Heaven knows what the Cherokee have done to deserve the company of so many liberal liars. Colorado University professor and plagiarist Ward Churchill fraudulently claimed to be part Cherokee also. Less well remembered is the fact that President Clinton once claimed a Cherokee heritage, when he was speaking to a group of American Indians, and wanted to make them like him. Even Barack Obama, the International Man of Mystery, suggested in his book Dreams from My Father that he had some Cherokee ancestry on his mother's side. Good luck verifying that one.
It's not surprising that liberals would be so fond of this sort of embellishment. They're already so dishonest about who they are and what they believe that they bristle anytime someone actually calls them liberals, let alone socialists. By comparison, an invented Indian heritage is merely a little white lie, so to speak.
You could probably find isolated cases in which Republican politicians have fabricated their personal histories also, but among Democrats, it's standard operating procedure. As Glenn Beck recently chronicled on his radio show, very little of what President Obama has said about his past has ever been true. Perhaps the most egregious example is his claim that he is a product of the civil rights march in Selma.
He says that the outrage over Selma somehow or other inspired President Kennedy to start a scholarship program to bring students over from Africa. The recipient of one of those scholarships, the story goes, was Barack Obama Sr., who, after arriving in America, met a woman named Stanley Anne Dunham. "There was something stirring across the country because of what happened in Selma, Alabama, because some folks were willing to march across a bridge," he said. "So they got together, and Barack Obama Jr. was born."

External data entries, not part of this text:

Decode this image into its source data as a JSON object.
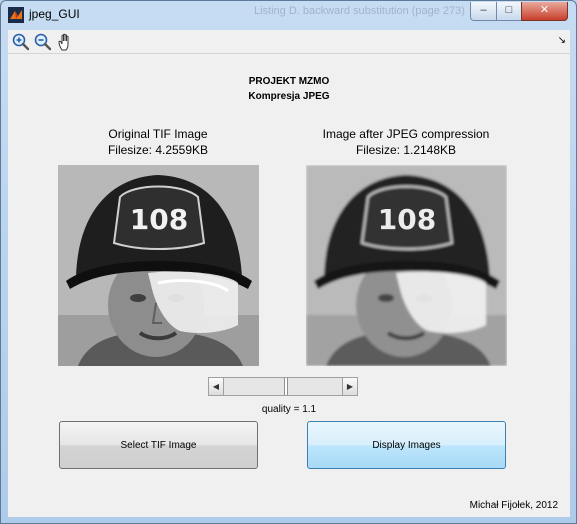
{
  "window": {
    "title": "jpeg_GUI",
    "ghost_title": "Listing D. backward substitution (page 273)",
    "controls": {
      "minimize": "–",
      "maximize": "□",
      "close": "✕"
    }
  },
  "toolbar": {
    "icons": [
      "zoom-in-icon",
      "zoom-out-icon",
      "pan-hand-icon"
    ],
    "dock_glyph": "↘"
  },
  "header": {
    "line1": "PROJEKT MZMO",
    "line2": "Kompresja JPEG"
  },
  "original": {
    "title": "Original TIF Image",
    "filesize": "Filesize: 4.2559KB"
  },
  "compressed": {
    "title": "Image after JPEG compression",
    "filesize": "Filesize: 1.2148KB"
  },
  "slider": {
    "left_arrow": "◀",
    "right_arrow": "▶",
    "position": 0.53
  },
  "quality_label": "quality = 1.1",
  "buttons": {
    "select": "Select TIF Image",
    "display": "Display Images"
  },
  "footer": "Michał Fijołek, 2012",
  "helmet_number": "108",
  "colors": {
    "titlebar": "#b9d1ea",
    "panel": "#f0f0f0",
    "display_button": "#bee6fd",
    "close_button": "#c7402c"
  }
}
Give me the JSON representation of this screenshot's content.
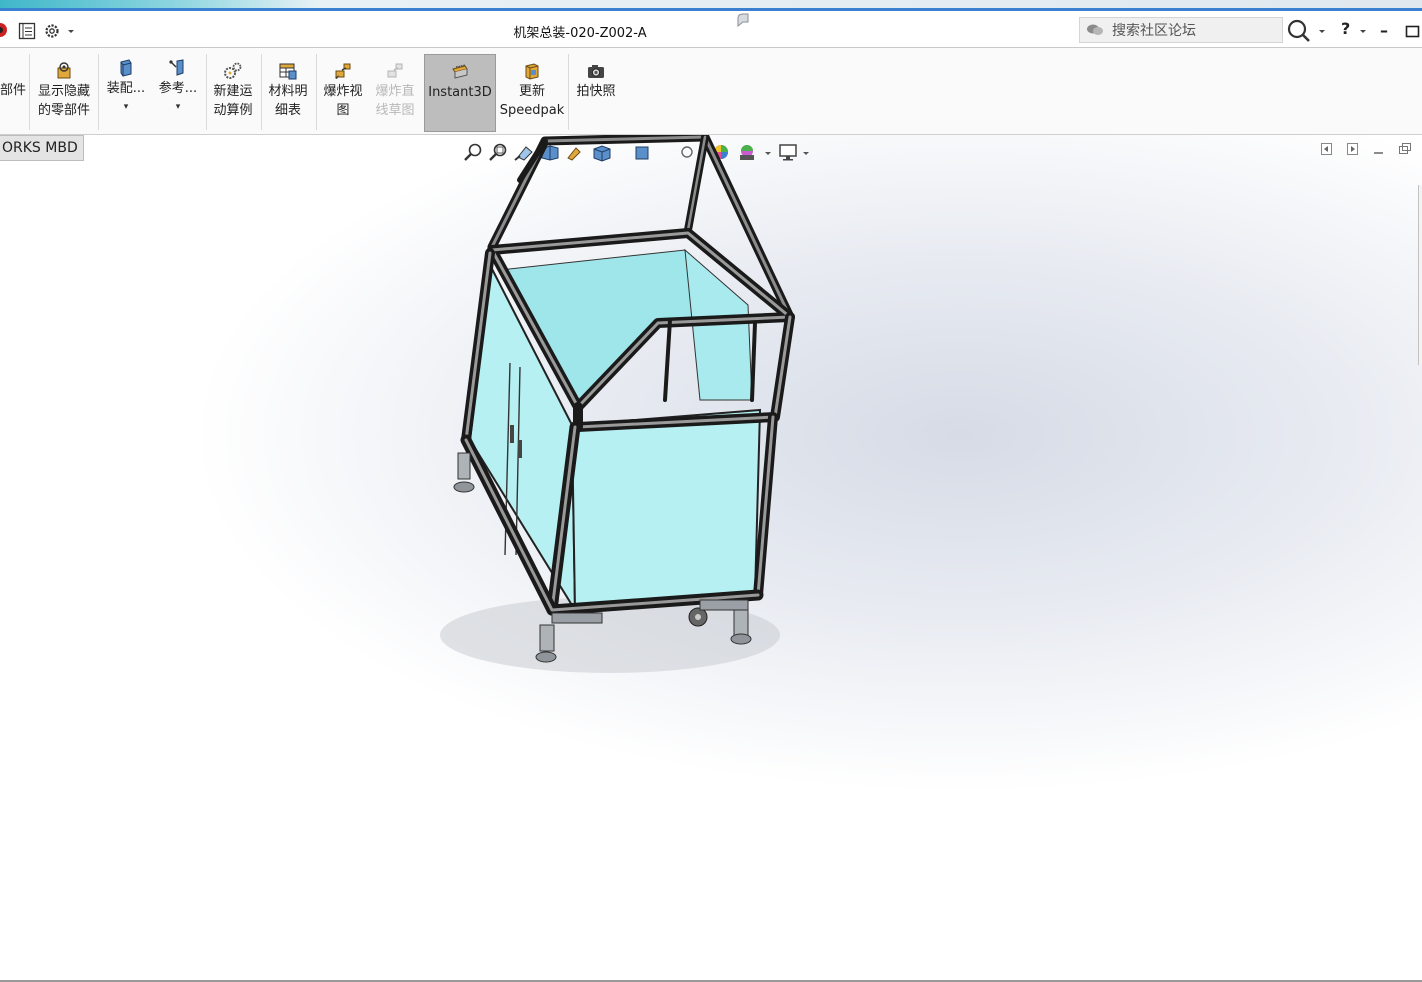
{
  "window": {
    "title": "机架总装-020-Z002-A"
  },
  "search": {
    "placeholder": "搜索社区论坛"
  },
  "title_controls": {
    "help": "?",
    "minimize": "–"
  },
  "ribbon": {
    "items": [
      {
        "id": "parts",
        "label": "部件"
      },
      {
        "id": "show-hidden",
        "label": "显示隐藏\n的零部件"
      },
      {
        "id": "assembly",
        "label": "装配..."
      },
      {
        "id": "reference",
        "label": "参考..."
      },
      {
        "id": "new-motion",
        "label": "新建运\n动算例"
      },
      {
        "id": "bom",
        "label": "材料明\n细表"
      },
      {
        "id": "exploded-view",
        "label": "爆炸视\n图"
      },
      {
        "id": "explode-line",
        "label": "爆炸直\n线草图"
      },
      {
        "id": "instant3d",
        "label": "Instant3D"
      },
      {
        "id": "update-speedpak",
        "label": "更新\nSpeedpak"
      },
      {
        "id": "snapshot",
        "label": "拍快照"
      }
    ]
  },
  "tabs": {
    "mbd": "ORKS MBD"
  },
  "colors": {
    "accent_blue": "#3b7fd1",
    "panel_glass": "#b6f0f2",
    "frame_dark": "#2a2a2a",
    "instant3d_active": "#bdbdbd"
  }
}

While guiding us through Obama's Improbable History, he must gotten his wayback machine stuck in reverse, because there's no way these events could have unfolded in the order he described. The Bloody Sunday incident in Selma took place in 1965, when it triggered passage of the Voting Rights Act. This event supposedly "stirred the conscience" of John Kennedy, who had been assassinated in 1963, thereby resulting in the birth of Barack Jr., in 1961.
When it comes to autobiographical inventiveness, Obama is hardly alone among major figures in his party. John Kerry has often told of how he was secretly stationed in Cambodia in December of 1968, while being shot at by drunken South Vietnamese soldiers as they celebrated Christmas, but that President Nixon denied the existence of the mission. The only flaws in that story are that Kerry had never actually been in Cambodia, the Vietnamese don't tend to observe Christmas, and Nixon wasn't even inaugurated until a month later. Yet this "memory," he contends, is "seared -- seared -- in me."
One of Bill Clinton's most brilliant whoppers was that he has "vivid, painful memories" of racist church burnings in Arkansas, which never happened. Al Gore convinced himself that he and his wife Tipper were the inspiration for the novel and movie Love Story. Former New Mexico governor and presidential candidate Bill Richardson seemed as surprised as anyone to learn that he hadn't actually been drafted by the Kansas City Athletics, as he'd been telling people for decades.
Pandering lies and delusions of grandeur like these are characteristic of liberals, because liberalism is based on the proposition that the people need to be kept and cared for by their superiors. Thus, Democrat politicians have a peculiar motivation to render themselves superior, even if through imagined accomplishments and phony claims to moral authority.
The diversity racket has taught Warren that the shortest path to superiority is membership in a preferred minority group. So she checked a box on a form, published someone else's recipe, and, presto, instant Indian. If it doesn't pay off in November, that's only because she didn't lie big enough. She should have introduced herself as the Cherokee who invented the internet while playing center field for the Red Sox. Then, she could have gone to work printing those "Warren-Churchill 2016" bumper stickers.